10/03/2026 Lecture 5 min

Postura de la Mariposa: una postura de yoga sencilla, conocida y muy útil

La postura de la mariposa es una de las posiciones de yoga más conocidas para abrir las caderas, liberar la parte interna de los muslos e invitar a la calma. Suele ofrecerse en sesiones suaves, en clases para principiantes, en prácticas de movilidad y en secuencias de calma. Si es tan popular es porque a primera vista parece sencillo, pero puede ser muy rico en sus sensaciones, sus adaptaciones y sus efectos.

En su versión más clásica, la postura de la mariposa se practica sentado, con los pies plantados juntos y las rodillas abiertas hacia los lados. Luego se puede mantener recto, inclinado ligeramente hacia adelante o incluso disponible en versiones más restaurativas. Esto es precisamente lo que explica la diversidad de investigaciones en torno a la postura de mariposa sentada, la postura de mariposa sentada, la postura de mariposa tumbada o la postura de mariposa tumbada.

Esta postura se utiliza a menudo para mejorar la flexibilidad de las caderas, crear una sensación de apertura en la pelvis e inducir una respiración más tranquila. Pero como ocurre con cualquier postura, también requiere discernimiento. Si se practica correctamente, puede resultar muy beneficioso. Forzado o mal adaptado, puede resultar incómodo para las rodillas, las ingles o la zona lumbar.

Postura de yoga de mariposa: ¿de qué estamos hablando exactamente?

Cuando hablamos de postura de yoga de mariposa, generalmente nos referimos a una postura sentada en la que las plantas de los pies se juntan, mientras que las rodillas se abren hacia los lados. En inglés, hablamos a menudo de Butterfly Pose. En el lenguaje del yoga, esta postura corresponde a una forma cercana a Baddha Konasana cuando se mantiene activa y sentada.

La postura de la mariposa es popular porque es fácil de reconocer, pero no debe reducirse a un simple estiramiento mecánico. En una práctica de yoga, también sirve para reducir el ritmo, establecer una mejor conciencia de la pelvis y sentir mejor la relación entre las caderas, la espalda y la respiración.

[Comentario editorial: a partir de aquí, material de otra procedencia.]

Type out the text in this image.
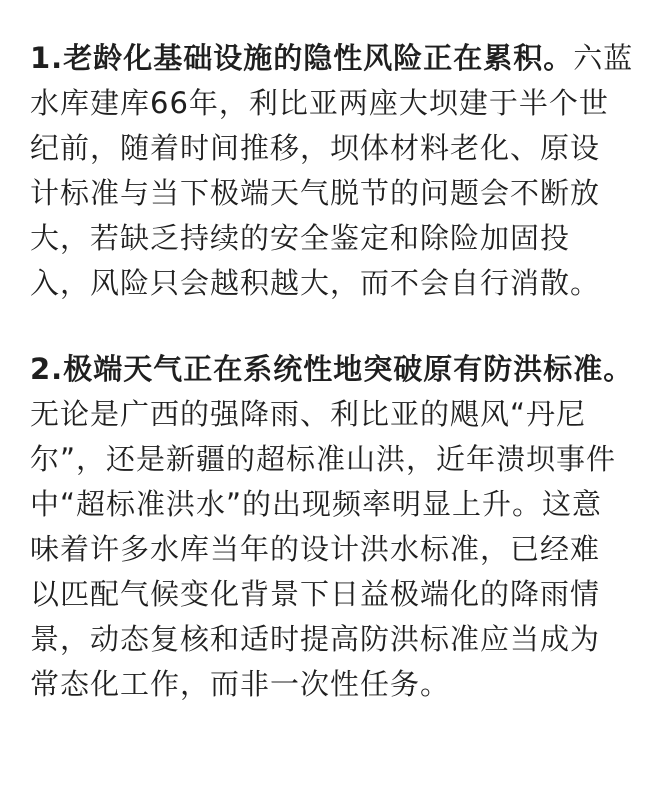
1.老龄化基础设施的隐性风险正在累积。六蓝
水库建库66年，利比亚两座大坝建于半个世
纪前，随着时间推移，坝体材料老化、原设
计标准与当下极端天气脱节的问题会不断放
大，若缺乏持续的安全鉴定和除险加固投
入，风险只会越积越大，而不会自行消散。

2.极端天气正在系统性地突破原有防洪标准。
无论是广西的强降雨、利比亚的飓风“丹尼
尔”，还是新疆的超标准山洪，近年溃坝事件
中“超标准洪水”的出现频率明显上升。这意
味着许多水库当年的设计洪水标准，已经难
以匹配气候变化背景下日益极端化的降雨情
景，动态复核和适时提高防洪标准应当成为
常态化工作，而非一次性任务。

Postura de mariposa en sánscrito

La búsqueda de postura de mariposa en sánscrito o postura de mariposa de yoga en sánscrito aparece con frecuencia. El nombre sánscrito más comúnmente asociado con la postura de la mariposa sentada es Baddha Konasana. Este nombre generalmente se traduce como postura de ángulo cerrado o ángulo cerrado. Se utiliza ampliamente en las tradiciones de yoga contemporáneas.

Sin embargo, es importante distinguir la postura de mariposa sentada de la versión acostada. Cuando la postura se practica sobre la espalda, lo más habitual es hablar de Supta Baddha Konasana. Este matiz es importante para evitar confusiones en un artículo SEO bien estructurado.

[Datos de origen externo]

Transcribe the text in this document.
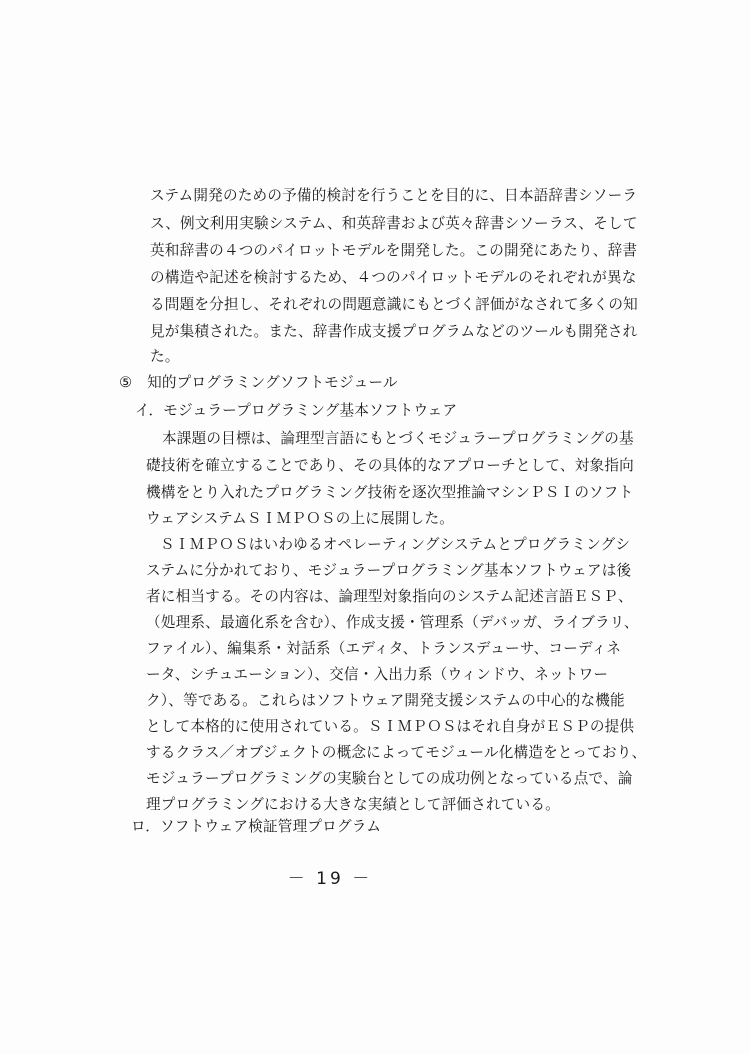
ステム開発のための予備的検討を行うことを目的に、日本語辞書シソーラ
ス、例文利用実験システム、和英辞書および英々辞書シソーラス、そして
英和辞書の４つのパイロットモデルを開発した。この開発にあたり、辞書
の構造や記述を検討するため、４つのパイロットモデルのそれぞれが異な
る問題を分担し、それぞれの問題意識にもとづく評価がなされて多くの知
見が集積された。また、辞書作成支援プログラムなどのツールも開発され
た。
⑤　知的プログラミングソフトモジュール
イ．モジュラープログラミング基本ソフトウェア
本課題の目標は、論理型言語にもとづくモジュラープログラミングの基
礎技術を確立することであり、その具体的なアプローチとして、対象指向
機構をとり入れたプログラミング技術を逐次型推論マシンＰＳＩのソフト
ウェアシステムＳＩＭＰＯＳの上に展開した。
ＳＩＭＰＯＳはいわゆるオペレーティングシステムとプログラミングシ
ステムに分かれており、モジュラープログラミング基本ソフトウェアは後
者に相当する。その内容は、論理型対象指向のシステム記述言語ＥＳＰ、
（処理系、最適化系を含む）、作成支援・管理系（デバッガ、ライブラリ、
ファイル）、編集系・対話系（エディタ、トランスデューサ、コーディネ
ータ、シチュエーション）、交信・入出力系（ウィンドウ、ネットワー
ク）、等である。これらはソフトウェア開発支援システムの中心的な機能
として本格的に使用されている。ＳＩＭＰＯＳはそれ自身がＥＳＰの提供
するクラス／オブジェクトの概念によってモジュール化構造をとっており、
モジュラープログラミングの実験台としての成功例となっている点で、論
理プログラミングにおける大きな実績として評価されている。
ロ．ソフトウェア検証管理プログラム
－ 19 －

Beneficios de la postura de la mariposa: por qué se recomienda con tanta frecuencia esta postura

Investigaciones como beneficios de la postura de mariposa, beneficios de la postura de yoga de mariposa o beneficios de la postura de yoga de mariposa muestran claramente que los practicantes quieren saber qué aporta realmente esta postura. Los beneficios más citados se refieren a la apertura de las caderas, el estiramiento de la parte interna de los muslos, la relajación general y una mejor disponibilidad de la pelvis.

La postura de la mariposa también puede verse como una excelente postura de transición. Le permite reenfocarse, reducir el ritmo y pasar de un trabajo más activo a una fase más tranquila. Por eso se encuentra a menudo en prácticas suaves de yoga, movilidad, respiración y relajación.

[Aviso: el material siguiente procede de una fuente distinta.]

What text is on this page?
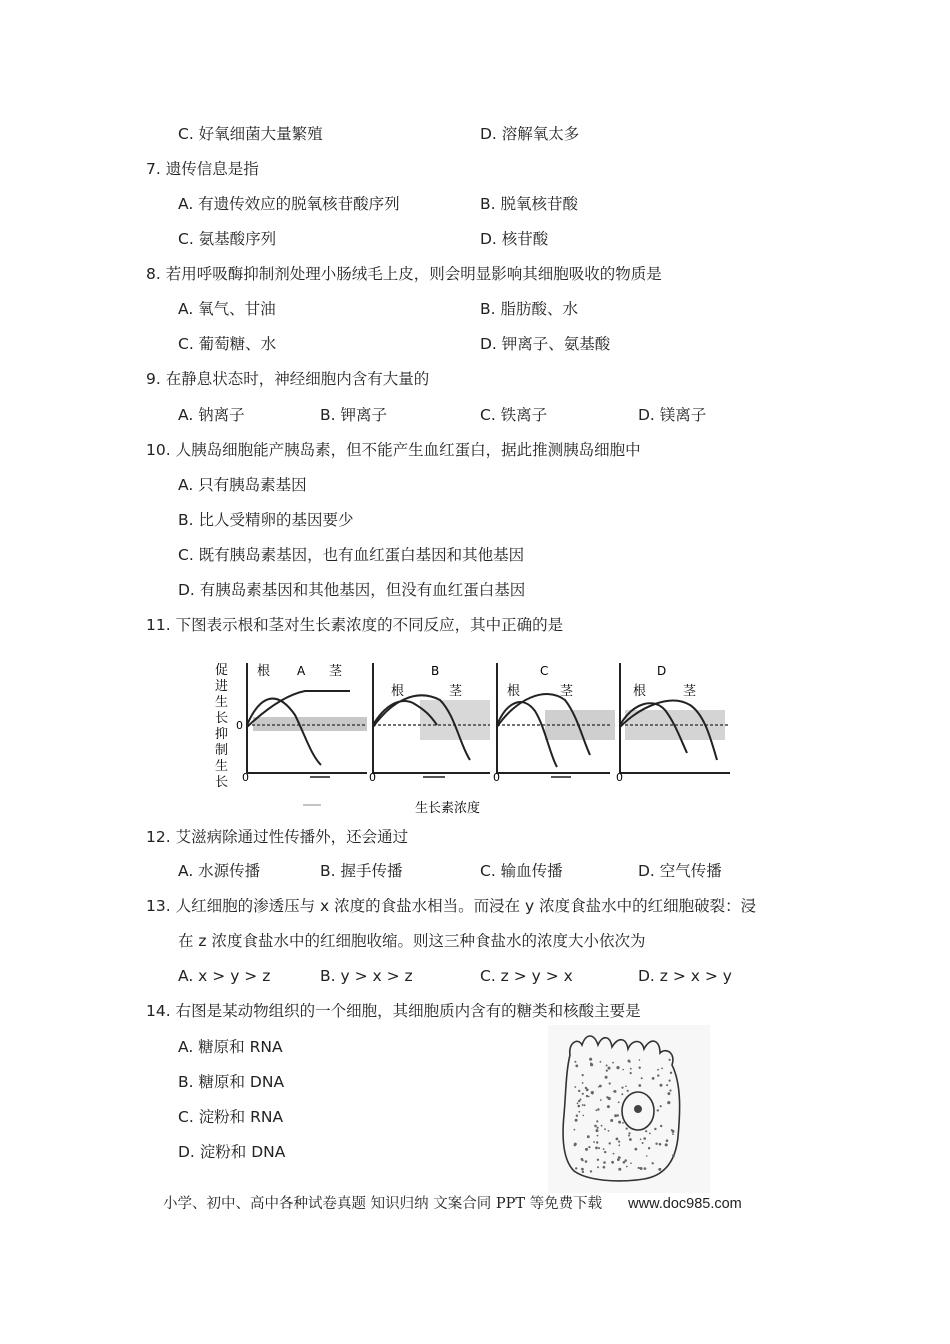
C. 好氧细菌大量繁殖	D. 溶解氧太多
7. 遗传信息是指
A. 有遗传效应的脱氧核苷酸序列	B. 脱氧核苷酸
C. 氨基酸序列	D. 核苷酸
8. 若用呼吸酶抑制剂处理小肠绒毛上皮，则会明显影响其细胞吸收的物质是
A. 氧气、甘油	B. 脂肪酸、水
C. 葡萄糖、水	D. 钾离子、氨基酸
9. 在静息状态时，神经细胞内含有大量的
A. 钠离子	B. 钾离子	C. 铁离子	D. 镁离子
10. 人胰岛细胞能产胰岛素，但不能产生血红蛋白，据此推测胰岛细胞中
A. 只有胰岛素基因
B. 比人受精卵的基因要少
C. 既有胰岛素基因，也有血红蛋白基因和其他基因
D. 有胰岛素基因和其他基因，但没有血红蛋白基因
11. 下图表示根和茎对生长素浓度的不同反应，其中正确的是
促
进
生
长
抑
制
生
长
0
0
根 A 茎
0
B
根	茎
0
C
根	茎
0
D
根	茎
生长素浓度
12. 艾滋病除通过性传播外，还会通过
A. 水源传播	B. 握手传播	C. 输血传播	D. 空气传播
13. 人红细胞的渗透压与 x 浓度的食盐水相当。而浸在 y 浓度食盐水中的红细胞破裂：浸
在 z 浓度食盐水中的红细胞收缩。则这三种食盐水的浓度大小依次为
A. x > y > z	B. y > x > z	C. z > y > x	D. z > x > y
14. 右图是某动物组织的一个细胞，其细胞质内含有的糖类和核酸主要是
A. 糖原和 RNA
B. 糖原和 DNA
C. 淀粉和 RNA
D. 淀粉和 DNA
小学、初中、高中各种试卷真题 知识归纳 文案合同 PPT 等免费下载 www.doc985.com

Postura de cadera de mariposa

La búsqueda de la postura de cadera en mariposa es particularmente lógica. Esta postura actúa directamente sobre la zona de la cadera y sobre la cadena interna de las piernas. En personas que permanecen mucho tiempo sentadas, que tienen falta de movilidad o que sienten rigidez en la ingle, puede proporcionar una sensación de apertura muy útil.

Esto no significa que debas intentar empujar las rodillas hacia el suelo. El verdadero interés de la postura de la mariposa es dejar que las caderas se abran gradualmente, con la respiración, sin violencia ni fuerza.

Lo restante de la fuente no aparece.